Exploring AI-Generated Speech in Language Assessment
March 25, 2025

Sanshiroh Ogawa, Second Language Acquisition doctoral student, receives funding from the Educational Testing Service for his research.
By Jessica Weiss ’05
Developing language proficiency tests with listening comprehension questions can be a time-consuming and resource-heavy process: after scripts and questions are drafted, researchers recruit speakers, then spend hours recording, editing and producing high-quality audio materials for assessments.
But as artificial intelligence continues to advance and AI-generated voices become increasingly lifelike, some researchers are exploring whether they could be considered for use in language proficiency testing—and the implications of doing so.
“These AI voices are becoming so realistic, it is mind-blowing,” said Sanshiroh Ogawa, a doctoral student in the Second Language Acquisition program in the School of Languages, Literatures, and Cultures (SLLC). “It could have major implications for both research and practice.”
Ogawa, who also teaches Japanese, was recently awarded a $10,000 grant through the Educational Testing Service’s TOEFL® Young Students Research Program to measure whether native Japanese speakers who are taking the TOEFL Junior® Test—a version of the well-known TOEFL exam to measure English proficiency—can distinguish between human and AI-generated speech, and whether it makes a difference in their results. He plans to survey over 400 test takers later this year.
A key component of Ogawa’s study is the use of differential item functioning—or DIF—analysis, a statistical method that will help determine whether AI-generated speech makes listening questions easier or harder for some test takers compared to human speech. If AI voices affect the difficulty of test items, it could mean the test isn’t measuring listening skills it intends to.
But if proven effective, Ogawa said using AI-generated voices could drastically reduce the time and resources needed for voice recordings, ideally helping to lower the cost of the TOEFL for test takers, which can be quite high.

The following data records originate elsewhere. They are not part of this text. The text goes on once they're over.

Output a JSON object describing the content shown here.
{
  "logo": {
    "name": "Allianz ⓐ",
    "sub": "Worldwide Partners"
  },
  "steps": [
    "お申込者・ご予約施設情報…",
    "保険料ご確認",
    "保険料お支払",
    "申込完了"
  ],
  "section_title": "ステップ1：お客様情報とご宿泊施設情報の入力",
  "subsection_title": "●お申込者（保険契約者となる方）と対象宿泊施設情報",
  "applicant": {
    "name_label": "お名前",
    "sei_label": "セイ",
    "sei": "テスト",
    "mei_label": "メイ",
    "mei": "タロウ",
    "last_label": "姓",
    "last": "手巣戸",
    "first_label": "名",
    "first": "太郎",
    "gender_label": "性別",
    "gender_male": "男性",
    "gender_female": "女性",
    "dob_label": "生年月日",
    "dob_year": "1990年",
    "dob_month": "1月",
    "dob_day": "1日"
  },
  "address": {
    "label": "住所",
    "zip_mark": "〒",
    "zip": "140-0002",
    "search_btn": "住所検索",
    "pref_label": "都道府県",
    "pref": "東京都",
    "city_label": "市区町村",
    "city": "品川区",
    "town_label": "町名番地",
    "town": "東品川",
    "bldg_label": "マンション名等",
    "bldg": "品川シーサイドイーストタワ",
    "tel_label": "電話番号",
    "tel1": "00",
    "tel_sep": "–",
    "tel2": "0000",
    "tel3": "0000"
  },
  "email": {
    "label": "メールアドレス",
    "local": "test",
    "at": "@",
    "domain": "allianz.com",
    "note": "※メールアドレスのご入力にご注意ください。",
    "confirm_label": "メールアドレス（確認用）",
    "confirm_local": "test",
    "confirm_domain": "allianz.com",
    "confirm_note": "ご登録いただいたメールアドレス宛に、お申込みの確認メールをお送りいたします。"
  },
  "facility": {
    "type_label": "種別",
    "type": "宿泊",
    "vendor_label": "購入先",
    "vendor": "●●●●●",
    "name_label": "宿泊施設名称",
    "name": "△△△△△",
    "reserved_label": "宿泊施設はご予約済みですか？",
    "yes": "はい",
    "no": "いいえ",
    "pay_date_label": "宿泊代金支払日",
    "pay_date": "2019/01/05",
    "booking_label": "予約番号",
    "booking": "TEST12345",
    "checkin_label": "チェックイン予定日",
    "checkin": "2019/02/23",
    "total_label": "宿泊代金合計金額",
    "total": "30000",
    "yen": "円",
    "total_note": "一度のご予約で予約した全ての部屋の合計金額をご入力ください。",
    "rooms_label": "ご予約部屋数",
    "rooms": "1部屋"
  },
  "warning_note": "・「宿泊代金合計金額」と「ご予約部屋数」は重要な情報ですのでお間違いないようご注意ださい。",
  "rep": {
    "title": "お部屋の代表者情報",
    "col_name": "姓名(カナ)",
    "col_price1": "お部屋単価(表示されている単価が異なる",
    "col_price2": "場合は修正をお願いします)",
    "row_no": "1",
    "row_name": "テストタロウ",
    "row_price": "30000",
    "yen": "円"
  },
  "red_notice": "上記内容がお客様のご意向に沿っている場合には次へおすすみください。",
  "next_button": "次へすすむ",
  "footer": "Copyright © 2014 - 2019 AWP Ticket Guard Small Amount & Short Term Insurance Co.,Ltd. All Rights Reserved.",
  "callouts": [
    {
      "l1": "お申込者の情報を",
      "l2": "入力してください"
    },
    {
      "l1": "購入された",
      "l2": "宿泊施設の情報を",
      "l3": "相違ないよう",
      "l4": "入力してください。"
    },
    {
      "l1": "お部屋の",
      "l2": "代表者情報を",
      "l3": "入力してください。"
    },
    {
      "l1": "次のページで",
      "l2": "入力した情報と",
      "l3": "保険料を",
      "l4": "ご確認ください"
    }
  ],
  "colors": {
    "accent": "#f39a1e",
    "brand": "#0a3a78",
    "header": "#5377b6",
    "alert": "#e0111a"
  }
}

For example, the TOEFL iBT, another version of the exam used for university admissions and other purposes, currently costs $270, without additional fees that may be required. Some people take it multiple times.
Looking ahead, Ogawa said he hopes to expand his research by exploring how and whether cognitive processing varies while listening to AI-generated speech versus human speech. He also emphasized the ethical considerations surrounding AI in language assessment.
“We need to make sure that no groups of people are disadvantaged by the use of AI,” he said. “For example, we may be able to use AI-generated speech for English tests targeting adults, but can we use it for tests targeting young learners without having negative impacts on them? How about learners with certain disabilities? I think there are many other vulnerable populations to consider.”